Amman, le 6 mai 2026, WAFA – Un sommet trilatéral réunissant la Jordanie, Chypre et la Grèce a réaffirmé que la mise en œuvre de la solution à deux États demeure « la seule voie » vers une paix juste et durable au Moyen-Orient, tout en condamnant les mesures unilatérales israéliennes dans les territoires palestiniens occupés.
Dans une déclaration conjointe publiée à l’issue de la cinquième réunion trilatérale tenue mercredi dans la capitale jordanienne, le roi de Jordanie Abdallah II, le président chypriote Nikos Christodoulides et le Premier ministre grec Kyriakos Mitsotakis ont souligné que l’établissement d’un État palestinien indépendant et souverain, vivant en paix et en sécurité aux côtés d’Israël, conformément au droit international et aux résolutions pertinentes du Conseil de sécurité, constitue la base indispensable d’un règlement durable.
Les dirigeants ont fermement dénoncé les politiques israéliennes unilatérales « illégales » en Cisjordanie occupée, y compris à Jérusalem-Est, estimant qu’elles compromettent directement la viabilité de la solution à deux États.
Ils ont également réitéré le caractère illégal des colonies israéliennes dans les territoires palestiniens occupés, appelant à un arrêt total de l’expansion coloniale, à la cessation des confiscations de terres et à la fin des violences croissantes des colons contre les Palestiniens.
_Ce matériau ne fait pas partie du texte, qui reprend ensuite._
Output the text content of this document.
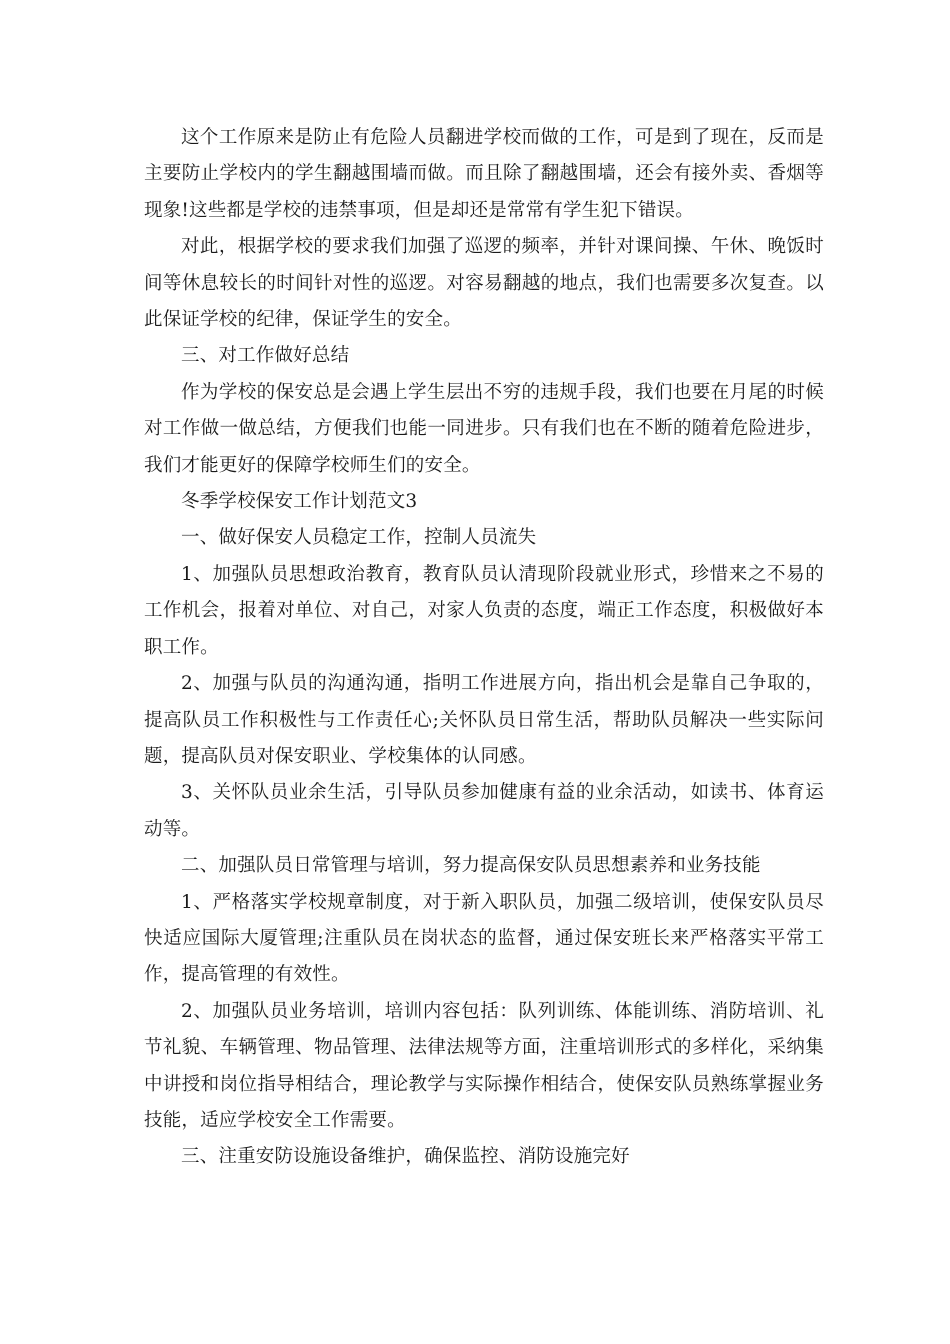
这个工作原来是防止有危险人员翻进学校而做的工作，可是到了现在，反而是主要防止学校内的学生翻越围墙而做。而且除了翻越围墙，还会有接外卖、香烟等现象!这些都是学校的违禁事项，但是却还是常常有学生犯下错误。

对此，根据学校的要求我们加强了巡逻的频率，并针对课间操、午休、晚饭时间等休息较长的时间针对性的巡逻。对容易翻越的地点，我们也需要多次复查。以此保证学校的纪律，保证学生的安全。

三、对工作做好总结

作为学校的保安总是会遇上学生层出不穷的违规手段，我们也要在月尾的时候对工作做一做总结，方便我们也能一同进步。只有我们也在不断的随着危险进步，我们才能更好的保障学校师生们的安全。

冬季学校保安工作计划范文3

一、做好保安人员稳定工作，控制人员流失

1、加强队员思想政治教育，教育队员认清现阶段就业形式，珍惜来之不易的工作机会，报着对单位、对自己，对家人负责的态度，端正工作态度，积极做好本职工作。

2、加强与队员的沟通沟通，指明工作进展方向，指出机会是靠自己争取的，提高队员工作积极性与工作责任心;关怀队员日常生活，帮助队员解决一些实际问题，提高队员对保安职业、学校集体的认同感。

3、关怀队员业余生活，引导队员参加健康有益的业余活动，如读书、体育运动等。

二、加强队员日常管理与培训，努力提高保安队员思想素养和业务技能

1、严格落实学校规章制度，对于新入职队员，加强二级培训，使保安队员尽快适应国际大厦管理;注重队员在岗状态的监督，通过保安班长来严格落实平常工作，提高管理的有效性。

2、加强队员业务培训，培训内容包括：队列训练、体能训练、消防培训、礼节礼貌、车辆管理、物品管理、法律法规等方面，注重培训形式的多样化，采纳集中讲授和岗位指导相结合，理论教学与实际操作相结合，使保安队员熟练掌握业务技能，适应学校安全工作需要。

三、注重安防设施设备维护，确保监控、消防设施完好
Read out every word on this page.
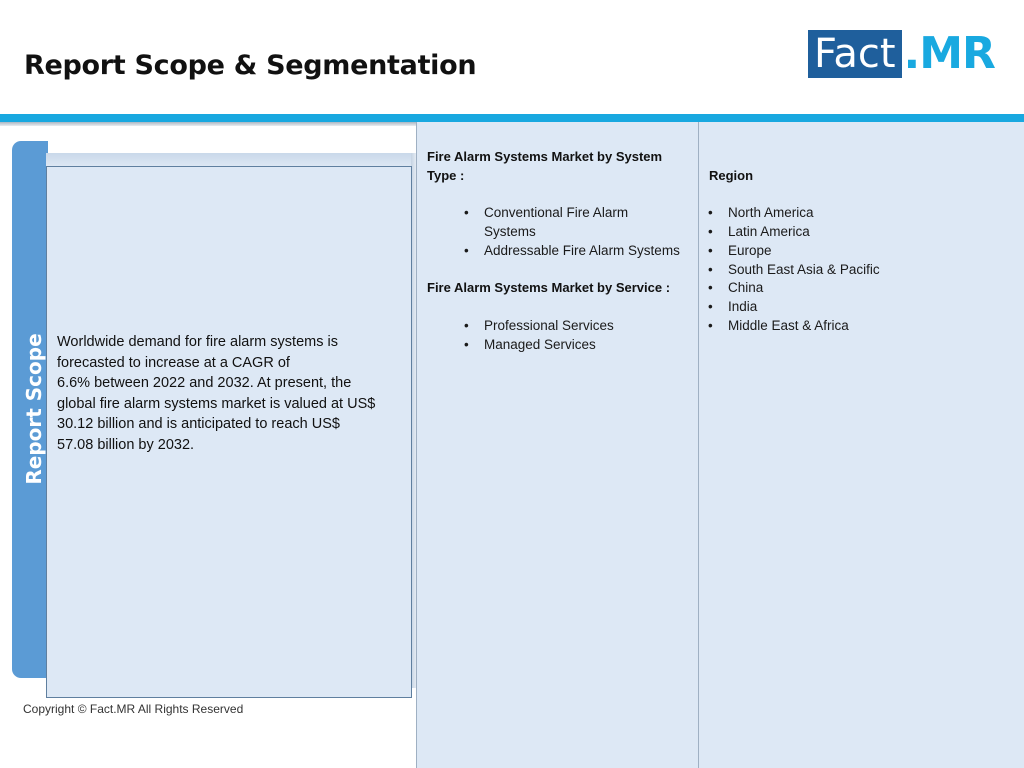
Report Scope & Segmentation	Fact .MR
Report Scope Worldwide demand for fire alarm systems is
forecasted to increase at a CAGR of
6.6% between 2022 and 2032. At present, the
global fire alarm systems market is valued at US$
30.12 billion and is anticipated to reach US$
57.08 billion by 2032.
Fire Alarm Systems Market by System
Type :
• Conventional Fire Alarm
Systems
• Addressable Fire Alarm Systems
Fire Alarm Systems Market by Service :
• Professional Services
• Managed Services
Region
• North America
• Latin America
• Europe
• South East Asia & Pacific
• China
• India
• Middle East & Africa
Copyright © Fact.MR All Rights Reserved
Le communiqué rejette en outre toute tentative d’annexion de tout ou partie de la Cisjordanie, ainsi que tout projet de déplacement forcé de la population palestinienne.
Concernant Jérusalem, les trois pays ont insisté sur la nécessité de préserver le statu quo historique et juridique des lieux saints musulmans et chrétiens, et de garantir un accès sûr aux fidèles. Chypre et la Grèce ont, à cet égard, exprimé leur soutien à la tutelle hachémite sur ces lieux saints.
Sur la situation à Gaza, la déclaration appelle à la mise en œuvre intégrale du plan global proposé par le président américain Donald Trump, ainsi que de la résolution 2803 du Conseil de sécurité, afin de mettre fin à la grave crise humanitaire, de créer les conditions propices au relèvement rapide et à la reconstruction, et d’ouvrir une perspective crédible pour l’autodétermination des Palestiniens.
Les signataires ont également insisté sur la nécessité d’assurer un acheminement suffisant, sûr et sans entraves de l’aide humanitaire vers la bande de Gaza.
Enfin, ils ont souligné le rôle essentiel de l’Office de secours et de travaux des Nations unies pour les réfugiés de Palestine (UNRWA), appelant à garantir la poursuite de ses activités conformément à son mandat onusien, notamment par un financement adéquat et durable, tout en condamnant toute mesure visant à entraver son action ou à limiter sa capacité opérationnelle.